October 2, 2022

Blockchain auditing firms are still trying to figure out how hackers gained access to around 8,000 private keys used to drain Solana-based wallets.

Investigations are ongoing after attackers managed to steal approximately $5 million worth of SOL and SPL tokens on August 3. Ecosystem participants and security companies help unravel the intricacies of the event.

Solana has worked closely with Phantom and Slope.Finance, the two SOL wallet providers that had user accounts affected by the exploits. It has since emerged that some of the compromised private keys were directly linked to Slope.

Blockchain auditing and security firms Otter Security and SlowMist assisted with ongoing investigations and unpacked their findings in direct correspondence with Cointelegraph.

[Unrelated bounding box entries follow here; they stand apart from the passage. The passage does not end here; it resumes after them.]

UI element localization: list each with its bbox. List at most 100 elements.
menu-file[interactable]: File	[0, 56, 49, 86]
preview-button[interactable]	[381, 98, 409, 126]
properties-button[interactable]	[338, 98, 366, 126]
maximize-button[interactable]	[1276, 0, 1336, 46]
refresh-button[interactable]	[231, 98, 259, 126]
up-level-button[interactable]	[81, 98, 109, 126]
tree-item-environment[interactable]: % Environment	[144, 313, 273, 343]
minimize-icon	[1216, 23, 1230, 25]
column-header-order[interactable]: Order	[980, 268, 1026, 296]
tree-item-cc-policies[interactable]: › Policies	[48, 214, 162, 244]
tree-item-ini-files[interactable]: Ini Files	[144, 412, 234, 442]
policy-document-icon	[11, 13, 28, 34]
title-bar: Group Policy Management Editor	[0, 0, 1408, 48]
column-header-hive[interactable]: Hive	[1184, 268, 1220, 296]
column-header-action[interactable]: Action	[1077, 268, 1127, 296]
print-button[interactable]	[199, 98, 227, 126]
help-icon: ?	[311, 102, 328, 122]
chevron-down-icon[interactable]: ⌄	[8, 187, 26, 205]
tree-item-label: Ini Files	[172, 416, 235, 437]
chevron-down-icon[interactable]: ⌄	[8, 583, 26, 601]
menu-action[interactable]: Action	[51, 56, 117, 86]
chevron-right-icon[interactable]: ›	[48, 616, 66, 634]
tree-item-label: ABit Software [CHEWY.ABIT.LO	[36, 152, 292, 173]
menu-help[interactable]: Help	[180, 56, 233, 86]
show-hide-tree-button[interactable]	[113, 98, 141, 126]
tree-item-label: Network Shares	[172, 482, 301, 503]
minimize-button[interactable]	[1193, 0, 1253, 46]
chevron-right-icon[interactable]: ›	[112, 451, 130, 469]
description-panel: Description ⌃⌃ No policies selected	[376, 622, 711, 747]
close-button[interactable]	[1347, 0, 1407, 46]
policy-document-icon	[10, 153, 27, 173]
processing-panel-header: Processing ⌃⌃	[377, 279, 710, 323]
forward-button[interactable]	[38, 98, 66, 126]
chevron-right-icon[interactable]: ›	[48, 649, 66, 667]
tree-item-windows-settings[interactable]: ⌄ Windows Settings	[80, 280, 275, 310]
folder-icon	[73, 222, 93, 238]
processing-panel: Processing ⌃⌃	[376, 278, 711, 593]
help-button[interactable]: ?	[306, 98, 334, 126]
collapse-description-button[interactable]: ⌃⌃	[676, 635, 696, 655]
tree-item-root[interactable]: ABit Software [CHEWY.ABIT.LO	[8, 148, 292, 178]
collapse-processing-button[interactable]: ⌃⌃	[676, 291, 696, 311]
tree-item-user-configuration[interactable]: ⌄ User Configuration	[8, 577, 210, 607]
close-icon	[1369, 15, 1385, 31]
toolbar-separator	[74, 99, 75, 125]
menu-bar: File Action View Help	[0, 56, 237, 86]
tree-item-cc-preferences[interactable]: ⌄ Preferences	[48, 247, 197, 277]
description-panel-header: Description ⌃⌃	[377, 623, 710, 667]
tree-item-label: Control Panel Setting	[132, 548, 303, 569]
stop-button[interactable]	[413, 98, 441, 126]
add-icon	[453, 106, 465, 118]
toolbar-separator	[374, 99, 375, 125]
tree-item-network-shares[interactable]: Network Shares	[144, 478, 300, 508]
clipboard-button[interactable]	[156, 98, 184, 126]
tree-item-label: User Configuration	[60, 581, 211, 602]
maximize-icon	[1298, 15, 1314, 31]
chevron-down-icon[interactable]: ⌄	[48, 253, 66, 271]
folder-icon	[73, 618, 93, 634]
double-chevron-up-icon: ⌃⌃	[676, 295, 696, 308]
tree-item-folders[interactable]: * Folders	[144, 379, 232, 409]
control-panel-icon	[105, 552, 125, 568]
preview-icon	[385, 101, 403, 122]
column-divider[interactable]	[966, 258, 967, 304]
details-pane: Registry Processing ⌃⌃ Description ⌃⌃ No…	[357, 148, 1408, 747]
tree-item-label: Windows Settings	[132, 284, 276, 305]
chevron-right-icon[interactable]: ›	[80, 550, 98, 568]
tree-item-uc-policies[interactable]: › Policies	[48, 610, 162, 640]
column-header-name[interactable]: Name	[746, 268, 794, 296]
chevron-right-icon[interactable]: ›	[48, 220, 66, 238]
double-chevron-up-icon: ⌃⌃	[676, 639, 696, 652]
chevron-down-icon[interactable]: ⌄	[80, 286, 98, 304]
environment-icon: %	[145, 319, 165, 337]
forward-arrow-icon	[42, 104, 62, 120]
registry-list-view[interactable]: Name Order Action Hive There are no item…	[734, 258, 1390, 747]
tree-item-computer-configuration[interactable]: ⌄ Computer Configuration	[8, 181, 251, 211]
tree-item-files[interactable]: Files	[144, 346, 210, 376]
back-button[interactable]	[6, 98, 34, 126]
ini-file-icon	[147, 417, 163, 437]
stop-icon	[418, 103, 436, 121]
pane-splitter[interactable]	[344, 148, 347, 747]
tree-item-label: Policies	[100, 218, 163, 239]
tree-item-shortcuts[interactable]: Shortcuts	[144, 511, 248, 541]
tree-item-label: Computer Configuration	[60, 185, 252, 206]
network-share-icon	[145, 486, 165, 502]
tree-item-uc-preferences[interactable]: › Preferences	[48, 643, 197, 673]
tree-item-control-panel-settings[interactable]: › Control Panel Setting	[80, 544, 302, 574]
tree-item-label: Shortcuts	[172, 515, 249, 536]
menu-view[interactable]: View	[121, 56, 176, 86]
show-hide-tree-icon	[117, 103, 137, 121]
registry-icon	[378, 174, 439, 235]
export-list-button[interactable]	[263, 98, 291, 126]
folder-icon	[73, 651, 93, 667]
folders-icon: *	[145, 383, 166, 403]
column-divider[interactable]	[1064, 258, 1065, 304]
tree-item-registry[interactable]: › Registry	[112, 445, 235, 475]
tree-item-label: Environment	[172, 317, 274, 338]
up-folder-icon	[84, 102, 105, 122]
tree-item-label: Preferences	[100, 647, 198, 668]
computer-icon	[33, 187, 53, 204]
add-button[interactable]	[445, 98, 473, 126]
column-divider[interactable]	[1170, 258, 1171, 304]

Otter Security founder Robert Chen shared insights from first-hand access to the affected resources in collaboration with Solana and Slope. Chen confirmed that a subset of the affected wallets had private keys present on Slope’s Sentry logging servers in plain text:

“The working theory is that an attacker somehow infiltrated these logs and was able to use them to compromise users. This is an ongoing investigation and current evidence does not account for all compromised accounts.”

Chen also told Cointelegraph that about 5,300 private keys that were not part of the exploit were found in the Sentry instance. Almost half of those addresses still have tokens – with users being asked to move money if they haven’t already.

The SlowMist team came to a similar conclusion after being asked to analyze the exploit by Slope. The team also noted that Slope Wallet’s Sentry service collected the user’s mnemonic and private key and sent them to o7e.slope.finance. Once again, SlowMist was unable to find any evidence to explain how the credentials were stolen.

Cointelegraph also reached out to Chainalysis, which confirmed it was conducting a blockchain analysis of the incident after sharing its initial findings In connection. The blockchain analytics firm also noted that the exploit primarily affected users who had imported accounts to or from Slope.Finance.

While the incident relieves Solana of bearing the brunt of the exploit, the situation has highlighted the need for services to audit wallet providers. SlowMist recommended that wallets should be vetted by multiple security companies before release and called for open source development to increase security.

Chen said some wallet providers had “flown under the radar” in terms of security compared to decentralized applications. He hopes to see the incident shift user sentiment toward the relationship between wallets and validation by external security partners.